As well as losing the legal battle, BT was comprehensively trounced by the media and IT insiders for pursuing its patent claim. For instance, John Naughton of The Observer noted that:
"In technological terms, therefore, the BT case seems daft. So why is it spending thousands of dollars of shareholders' money on this doomed venture? One hypothesis is that the clowns simply don't know what they're doing ... I suspect the decision to launch the suit was made by corporate lawyers who understand nothing about technology and even less about the net. The case has all the makings of a PR catastrophe.
It has already aroused significant hostility in the US internet community, which sees the case as either a Microsoft-type wheeze to exert corporate control over the net, or a cynical punt on the eccentricities of the US legal system."[12]
While BT may not deserve such stringent criticism, the outcome of this case shows that patent holders may have an incorrect understanding of the scope of their patent. Indeed, McMahon J noted that, in contrast to what BT argued, there were no disputed issues of material fact in this case, rather the two sides reached "vastly different conclusions based on the same set of facts". Unfortunately for BT, McMahon J preferred Prodigy's conclusions.
This decision highlights the need for holders of patents, and their legal advisers, to understand exactly what it is that their patent claims, and understand how they can best exploit their patent. While patent owners are granted an important legal right, being the right to stop others from making, using or selling any device that infringes on the patent, patent owners should beware of overly optimistic interpretations of the scope of their patent.
Footnotes
- British Telecommunications PLC v Prodigy Communications Corporation, 00Civ. 9451 (CM), Decision and Order granting Summary Judgment, 22 August 2002 (the "Summary Judgment").
- This author previously considered the merits of BT's claim and its implications in "British Telecom lays claim to hyperlinking" (2002) 15(3) Australian Intellectual Property Law Bulletin 38.

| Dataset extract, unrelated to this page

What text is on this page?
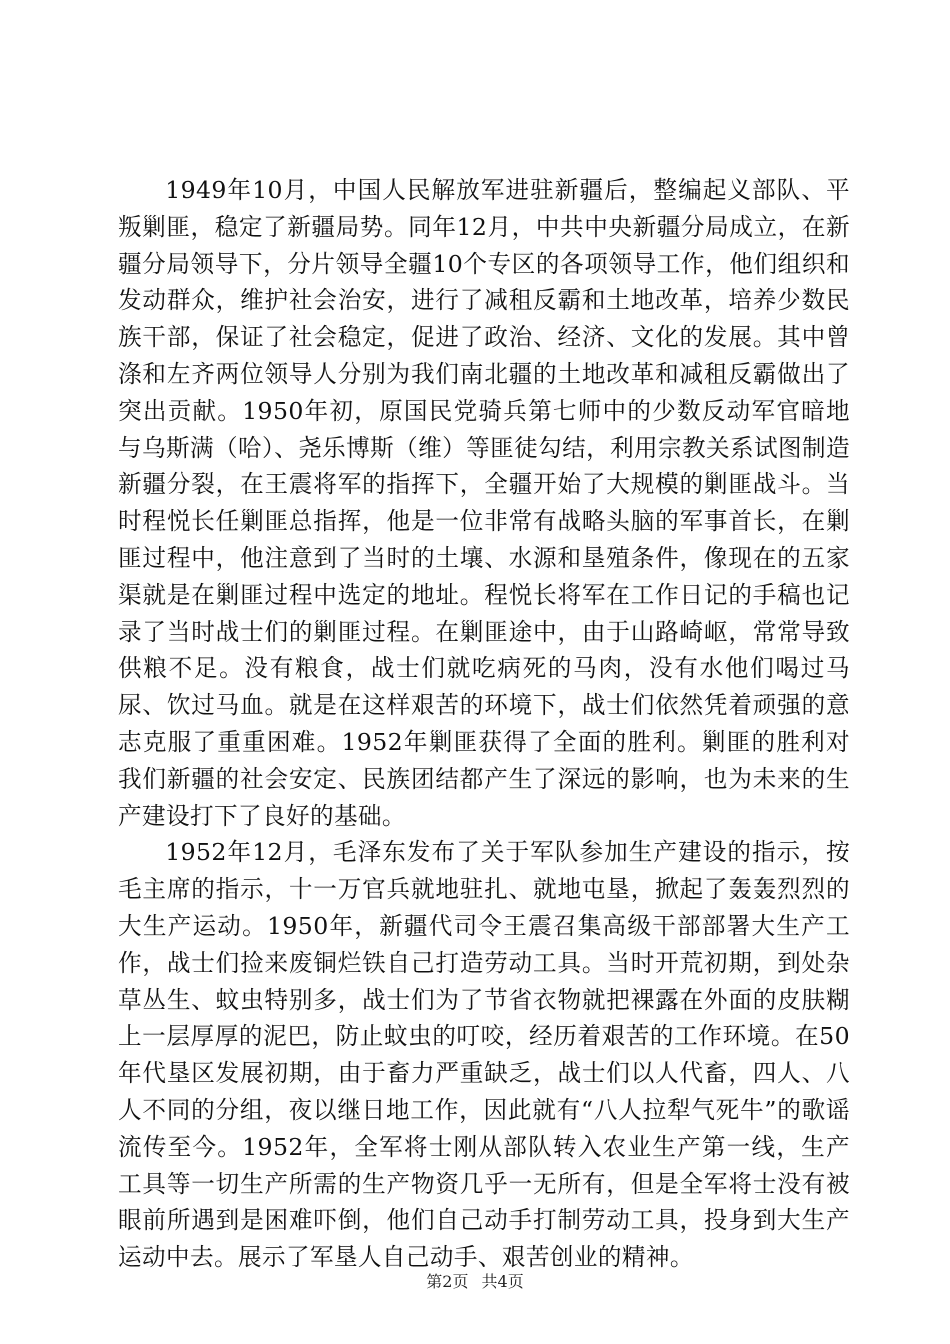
1949年10月，中国人民解放军进驻新疆后，整编起义部队、平叛剿匪，稳定了新疆局势。同年12月，中共中央新疆分局成立，在新疆分局领导下，分片领导全疆10个专区的各项领导工作，他们组织和发动群众，维护社会治安，进行了减租反霸和土地改革，培养少数民族干部，保证了社会稳定，促进了政治、经济、文化的发展。其中曾涤和左齐两位领导人分别为我们南北疆的土地改革和减租反霸做出了突出贡献。1950年初，原国民党骑兵第七师中的少数反动军官暗地与乌斯满（哈）、尧乐博斯（维）等匪徒勾结，利用宗教关系试图制造新疆分裂，在王震将军的指挥下，全疆开始了大规模的剿匪战斗。当时程悦长任剿匪总指挥，他是一位非常有战略头脑的军事首长，在剿匪过程中，他注意到了当时的土壤、水源和垦殖条件，像现在的五家渠就是在剿匪过程中选定的地址。程悦长将军在工作日记的手稿也记录了当时战士们的剿匪过程。在剿匪途中，由于山路崎岖，常常导致供粮不足。没有粮食，战士们就吃病死的马肉，没有水他们喝过马尿、饮过马血。就是在这样艰苦的环境下，战士们依然凭着顽强的意志克服了重重困难。1952年剿匪获得了全面的胜利。剿匪的胜利对我们新疆的社会安定、民族团结都产生了深远的影响，也为未来的生产建设打下了良好的基础。

1952年12月，毛泽东发布了关于军队参加生产建设的指示，按毛主席的指示，十一万官兵就地驻扎、就地屯垦，掀起了轰轰烈烈的大生产运动。1950年，新疆代司令王震召集高级干部部署大生产工作，战士们捡来废铜烂铁自己打造劳动工具。当时开荒初期，到处杂草丛生、蚊虫特别多，战士们为了节省衣物就把裸露在外面的皮肤糊上一层厚厚的泥巴，防止蚊虫的叮咬，经历着艰苦的工作环境。在50年代垦区发展初期，由于畜力严重缺乏，战士们以人代畜，四人、八人不同的分组，夜以继日地工作，因此就有“八人拉犁气死牛”的歌谣流传至今。1952年，全军将士刚从部队转入农业生产第一线，生产工具等一切生产所需的生产物资几乎一无所有，但是全军将士没有被眼前所遇到是困难吓倒，他们自己动手打制劳动工具，投身到大生产运动中去。展示了军垦人自己动手、艰苦创业的精神。

第2页 共4页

- Matt Loney, "BT hit with ruling in patent case" 14 March 2002, http://news.com.com/2100-1033-860407.html
- British Telecommunications PLC v Prodigy Communications Corporation, 189 F. Supp. 2d 101.
- Summary Judgment, p 6.
- Summary Judgment, p 15.
- Summary Jugement, p 17.
- Summary Judgment, p 23.
- Summary Judgment, p 27.
- Title 35, United States Code, section 102(2).
- In 1945 Vannever Bush in his article "As We May Think" outlined his concept of "associative indexing" by which "any item may be caused at will to select immediately and automatically another. This is the essential feature of the memex. The process of tying two items together is the important thing." (see http://www.theatlantic.com/unbound/flashbks/computer/bushf.htm). In 1960 Bob Bemer coded the critical concept of the "escape sequence" used in hyperlinks. In 1968 Douglas Engelbart gave a demonstration at the Stanford Research Institute of an "oN Line System" or "NLS". Engelbart demonstrated the capability of NLS to"jump between levels in the architecture of a text, making cross references, creating internal linking and live hyperlinks within a file. Links can be made visible or invisible." (see http://sloan.stanford.edu/MouseSite/1968Demo.htm). Ted Nelson worked on the Xanadu hypertext project for IBM in the 1960's and 70's (its history is documented at www.xanadu.net). In 1968 Nelson stated that "Any text structures may be interconnected [linked] in arbitrary ways, and the user may jump along connections in this linkage structure."